Bridge teacher Zachary Townes at Edgartown School. — Mark Lovewell

“We also want to utilize their time efficiency,” Ms. MacLeod said. Students are not allowed to be in the classroom if they are not benefitting from the instruction taking place. Each student has an individual set of goals against which success is measured.

One of the Bridge 1 students can now sit with the other kindergarteners at morning meeting and sing Twinkle, Twinkle with the rest of his class, using the iPad voice output application.

“The other students are like, look, he’s singing!” Ms. MacLeod said. “And he’s able to be a part of that class. And he might not be there all day, that is an important part of his educational experience, and he is an important part of theirs.” Three of the Bridge 2 students already spend most of their time in their grade-level classroom.

Before she had her son, Ms. DeVane had never met anyone with autism. But the faculty of the Bridge program helped her learn how to accommodate her son’s needs. Teachers even visited her home to get a better sense of her child.

Ms. DeVane also praised the school’s inclusiveness. “The police officer in the front lobby when I come in the morning is friends with my son, the lunch lady is friends with my son, the school nurse is concerned about my son,” she said. “The program couldn’t be housed in a nicer environment.” She said the same is true in West Tisbury, where students are taught to accept difference.

The third class next year will be housed in a different school; the site has not yet been determined.

The clipboard that follows the students throughout the day is labeled by first and last initial, in case it is accidentally left behind, protecting the confidentiality of the students in the program. But Ms. DeVane said despite all the careful measures in place to protect confidentiality, anonymity is impossible on a small Island. As a result, she said families often feel exposed when information is published about the increasing annual costs of educating their children, even though the names of specific students are not released. “A lot of parents of kids with disabilities feel like their privacy is invaded,” she said, referring to the published information in newspapers about dollar amounts attached to the programs their children attend.

Those dollar amounts are the subject of much public discussion these days surrounding the Vineyard schools superintendent’s budget which administers the Bridge program.

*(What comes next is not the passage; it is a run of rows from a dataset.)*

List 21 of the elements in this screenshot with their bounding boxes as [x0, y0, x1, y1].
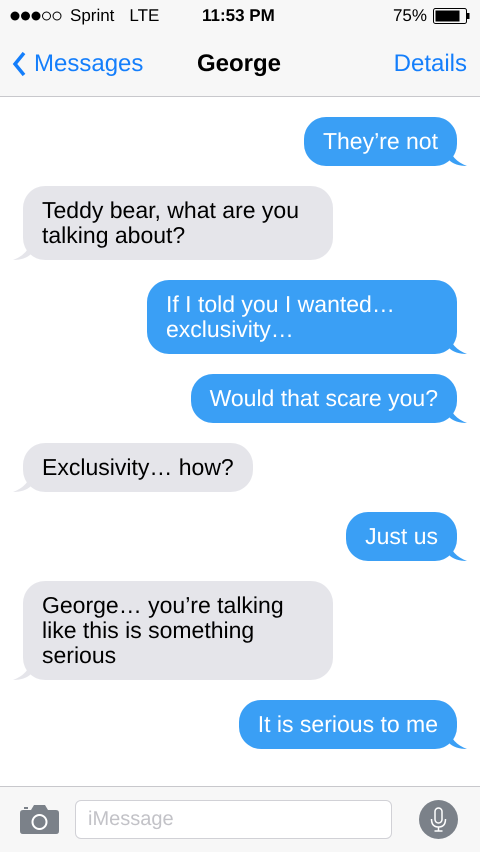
message-bubble: George… you’re talking like this is something serious: [23, 581, 333, 680]
chevron-left-icon: [12, 51, 26, 77]
carrier-name: Sprint: [70, 5, 114, 28]
message-bubble: They’re not: [304, 117, 457, 166]
microphone-icon[interactable]: [419, 800, 458, 839]
status-time: 11:53 PM: [202, 5, 275, 28]
battery-icon: [433, 8, 470, 24]
camera-icon[interactable]: [20, 805, 59, 834]
back-button[interactable]: Messages: [12, 46, 144, 82]
network-type: LTE: [129, 5, 160, 28]
message-input-field[interactable]: iMessage: [75, 800, 392, 839]
message-bubble: Just us: [346, 512, 457, 561]
battery-percent: 75%: [392, 5, 427, 28]
message-bubble: Teddy bear, what are you talking about?: [23, 186, 333, 260]
message-bubble: Would that scare you?: [190, 374, 457, 423]
message-bubble: If I told you I wanted… exclusivity…: [147, 280, 457, 354]
conversation-title: George: [197, 49, 282, 79]
details-button[interactable]: Details: [394, 46, 468, 82]
message-bubble: Exclusivity… how?: [23, 443, 253, 492]
signal-strength-icon: [10, 10, 63, 22]
message-bubble: It is serious to me: [238, 700, 457, 749]
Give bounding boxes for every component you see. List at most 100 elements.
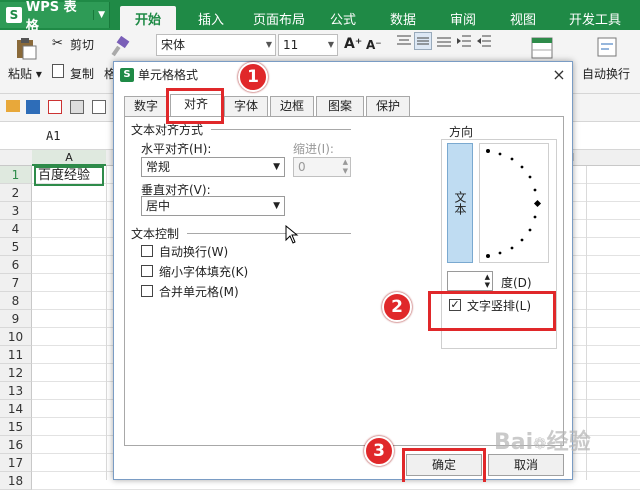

The third Bridge class proposed for the coming year will cost Island schools $80,000. Ten additional ESPs, spread throughout the Island’s special needs programs, will cost the school districts $281,000.

While the programs are costly, Ms. DeVane said that early intervention, like Project Headway and Bridge, save taxpayer dollars over the long term. These students, if not taught how to succeed in school, may become a drain on the system in adulthood, she said. The Bridge program is also at least as cost-effective as transporting students to the mainland for programming off-Island, or placing them in residential care, she said.

In general, she said the Island is supportive of families dealing with special needs. “It’s one of the reasons that these programs in these schools are so successful, because the community as a whole is really a giving community,” she said. “Everybody living on the Island is a little funky and different, that is just part of how our lives are.”

Meanwhile, a new director of student support services takes over this month. Philip Campbell told the all-Island school committee in October that he would look at existing special education programs with a critical eye to identify improvements and possible cost savings.

But he may not find there’s much work to be done, at least in the degree of support the school districts provide the most challenged learners.

“There isn’t a flaw in this place,” Ms. Nalepa said. “The system really gives the kids what they need.”